In graphs like these, then, your properties can be seen as so:
So let's look at your examples:
First, your initial $R$:
You can see this is symmetric because there is the closed loop between $1$ and $2$. Neither point to $3$, so that's okay. (We only require that a given path allow you to backtrack between distinct nodes. Stray nodes are okay.)
Transitivity follows from the "self-pointing" arrows. Walking from $1$ to $2$ to $1$, is the same as staying at $1$ (following the loop pointing to and from $1$). Same for the arrow for $2$.

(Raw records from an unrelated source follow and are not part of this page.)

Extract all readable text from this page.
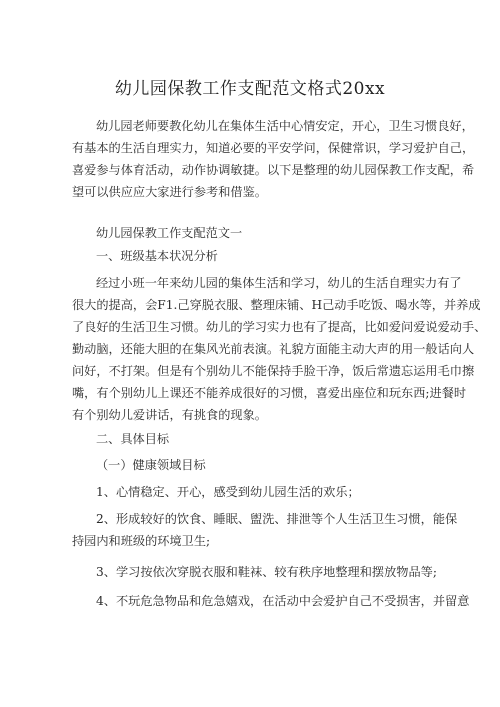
幼儿园保教工作支配范文格式20xx
幼儿园老师要教化幼儿在集体生活中心情安定，开心，卫生习惯良好，
有基本的生活自理实力，知道必要的平安学问，保健常识，学习爱护自己，
喜爱参与体育活动，动作协调敏捷。以下是整理的幼儿园保教工作支配，希
望可以供应应大家进行参考和借鉴。
幼儿园保教工作支配范文一
一、班级基本状况分析
经过小班一年来幼儿园的集体生活和学习，幼儿的生活自理实力有了
很大的提高，会F1.己穿脱衣服、整理床铺、H己动手吃饭、喝水等，并养成
了良好的生活卫生习惯。幼儿的学习实力也有了提高，比如爱问爱说爱动手、
勤动脑，还能大胆的在集风光前表演。礼貌方面能主动大声的用一般话向人
问好，不打架。但是有个别幼儿不能保持手脸干净，饭后常遗忘运用毛巾擦
嘴，有个别幼儿上课还不能养成很好的习惯，喜爱出座位和玩东西;进餐时
有个别幼儿爱讲话，有挑食的现象。
二、具体目标
（一）健康领域目标
1、心情稳定、开心，感受到幼儿园生活的欢乐；
2、形成较好的饮食、睡眠、盥洗、排泄等个人生活卫生习惯，能保
持园内和班级的环境卫生;
3、学习按依次穿脱衣服和鞋袜、较有秩序地整理和摆放物品等;
4、不玩危急物品和危急嬉戏，在活动中会爱护自己不受损害，并留意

For your second example $R$:
This is not symmetric, since the loop $1 \to 2$ is not closed in the other way.
This is transitive since the only case to consider is $1 \to 1 \to 2$, and since $1 \to 2$, this follows trivially. Perhaps it's easier to see this if we have multiple $2$ and $1$ nodes to avoid the self-pointing arrows and rely more on the triangle analogy:
Perhaps it's clearly with this one why any two sides of a "triangle" in the directed graph always have a third side completed as well.
For your third example $R$:
In this case, we have symmetry since we only have closed loops and no one-way paths.
We don't have transitivity, however, since the top-left side of either triangle ($1 \to 3$ resulting from $3 \to 2 \to 1$, nor $3 \to 1$ resulting from $1 \to 2 \to 3$) is not present. (Some arguments could also be made through the lack of self-pointing arrows -- for instance, $1 \to 2 \to 1$ should imply $1 \to 1$ exists if $R$ is transitive -- but the triangle bit is easiest to visualize.)
For your final relation:
Here, we have no symmetry since there are some one-way paths instead of closed loops. Similarly, transitivity is not present since the completion of this triangle ($3 \to 1$) is not present.
...granted, this question is quite old, so I imagine you don't need help now. But hopefully this helps someone in the future, and, if nothing else, gets this question out of the unanswered queue.